Alla fine, dopo quelle che mi parvero ore, provai a tornare sui miei passi: mi accorsi che, dopo poche porte, non c'erano più né gli oggetti né i segni che avevo lasciato! Qualcuno li spostava a mia insaputa? Ma come faceva a cancellare i graffi? Mi rigirai di nuovo e mi accorsi che la cassa, un attimo prima alle mie spalle, adesso non c'era più: non era nemmeno nei paraggi. Era sparita...

Fu allora che mi accorsi di un fenomeno assurdo: ogni volta che mi giravo su me stesso, quello che vedevo davanti a me, non era come lo ricordavo. A volte il cambiamento era minimo: una panca leggermente spostata o una macchia di umido sulla parete di forma diversa; a volte invece c'erano nuovi oggetti e altri sparivano...

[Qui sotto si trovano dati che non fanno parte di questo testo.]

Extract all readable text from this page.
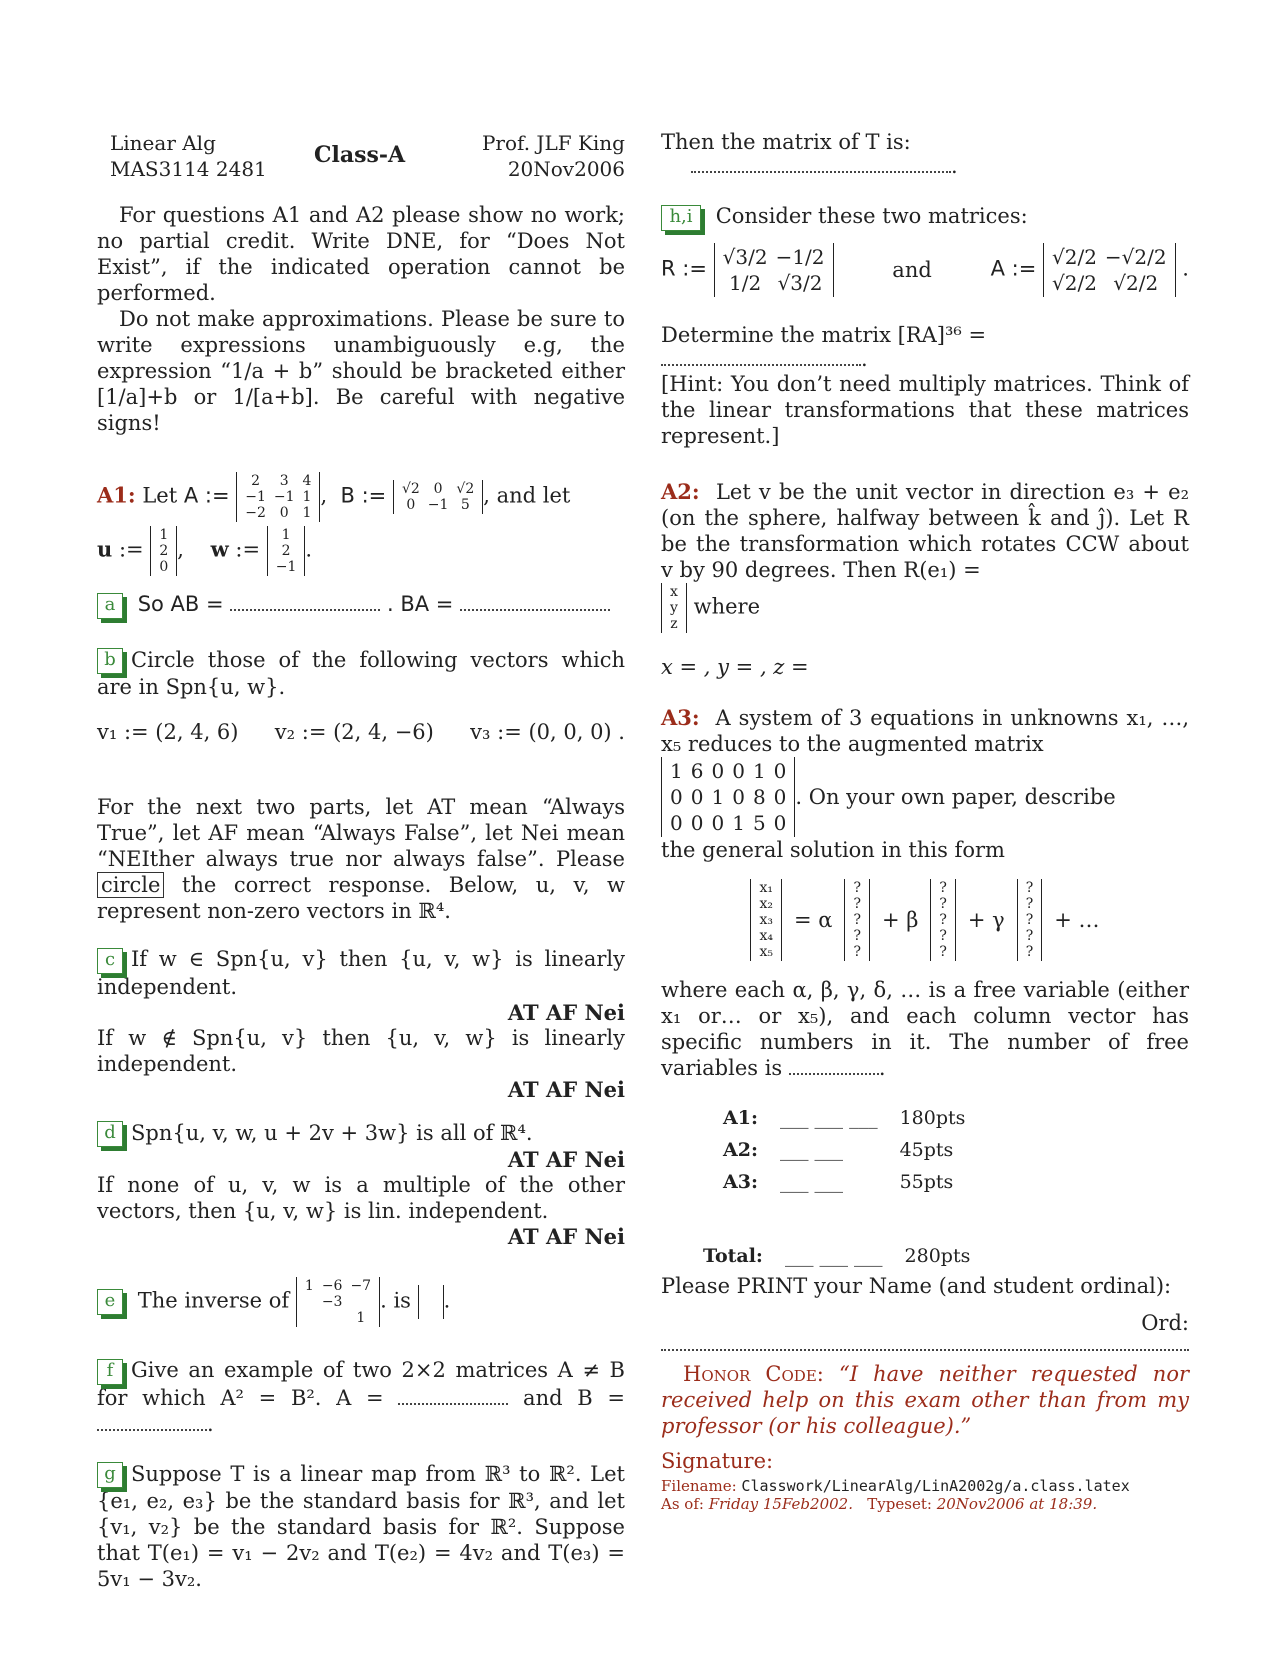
Linear Alg
MAS3114 2481
Class-A	Prof. JLF King
20Nov2006

For questions A1 and A2 please show no work; no partial credit. Write DNE, for “Does Not Exist”, if the indicated operation cannot be performed.

Do not make approximations. Please be sure to write expressions unambiguously e.g, the expression “1/a + b” should be bracketed either [1/a]+b or 1/[a+b]. Be careful with negative signs!

A1: Let A := 2	3	4
−1	−1	1
−2	0	1,  B := √2	0	√2
0	−1	5 , and let
u := 1
2
0,    w := 1
2
−1.
a So AB =	. BA =

b Circle those of the following vectors which are in Spn{u, w}.

v₁ := (2, 4, 6) v₂ := (2, 4, −6) v₃ := (0, 0, 0) .

For the next two parts, let AT mean “Always True”, let AF mean “Always False”, let Nei mean “NEIther always true nor always false”. Please circle the correct response. Below, u, v, w represent non-zero vectors in ℝ⁴.

c If w ∈ Spn{u, v} then {u, v, w} is linearly independent.

AT AF Nei

If w ∉ Spn{u, v} then {u, v, w} is linearly independent.

AT AF Nei

d Spn{u, v, w, u + 2v + 3w} is all of ℝ⁴.

AT AF Nei

If none of u, v, w is a multiple of the other vectors, then {u, v, w} is lin. independent.

AT AF Nei
e The inverse of 1	−6	−7
	−3	
		1. is .

f Give an example of two 2×2 matrices A ≠ B for which A² = B². A =	and B = .

g Suppose T is a linear map from ℝ³ to ℝ². Let {e₁, e₂, e₃} be the standard basis for ℝ³, and let {v₁, v₂} be the standard basis for ℝ². Suppose that T(e₁) = v₁ − 2v₂ and T(e₂) = 4v₂ and T(e₃) = 5v₁ − 3v₂.

Then the matrix of T is: .
h,i Consider these two matrices:
R := √3/2	−1/2
1/2	√3/2
and	A := √2/2	−√2/2
√2/2	√2/2 .
Determine the matrix [RA]³⁶ = .

[Hint: You don’t need multiply matrices. Think of the linear transformations that these matrices represent.]

A2: Let v be the unit vector in direction e₃ + e₂ (on the sphere, halfway between k̂ and ĵ). Let R be the transformation which rotates CCW about v by 90 degrees. Then R(e₁) =

x
y
z where

x = , y = , z =

A3: A system of 3 equations in unknowns x₁, …, x₅ reduces to the augmented matrix

1	6	0	0	1	0
0	0	1	0	8	0
0	0	0	1	5	0
. On your own paper, describe

the general solution in this form

x₁
x₂
x₃
x₄
x₅
= α
?
?
?
?
?
+ β
?
?
?
?
?
+ γ
?
?
?
?
?
+ …

where each α, β, γ, δ, … is a free variable (either x₁ or… or x₅), and each column vector has specific numbers in it. The number of free variables is	.

A1:	___ ___ ___	180pts
A2:	___ ___	45pts
A3:	___ ___	55pts
Total:	___ ___ ___	280pts

Please PRINT your Name (and student ordinal):

Ord:

Honor Code: “I have neither requested nor received help on this exam other than from my professor (or his colleague).”

Signature:
Filename: Classwork/LinearAlg/LinA2002g/a.class.latex
As of: Friday 15Feb2002. Typeset: 20Nov2006 at 18:39.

Non so quante volte mi girai e rigirai su me stesso: via via che mi rendevo conto della follia, del constatare l'impossibile che si avvera davanti ai miei occhi, la mia ragione iniziò a ritirarsi, a farsi sempre più piccina mentre, inizialmente senza accorgermene poi senza riuscire a frenarmi, iniziai a urlare col tutto il fiato che avevo.
Qualcosa in me si spezzò e iniziai a correre a casaccio, sempre urlando, incapace non dico di pensare ma perfino di rendermi conto di chi ero e ciò che facevo...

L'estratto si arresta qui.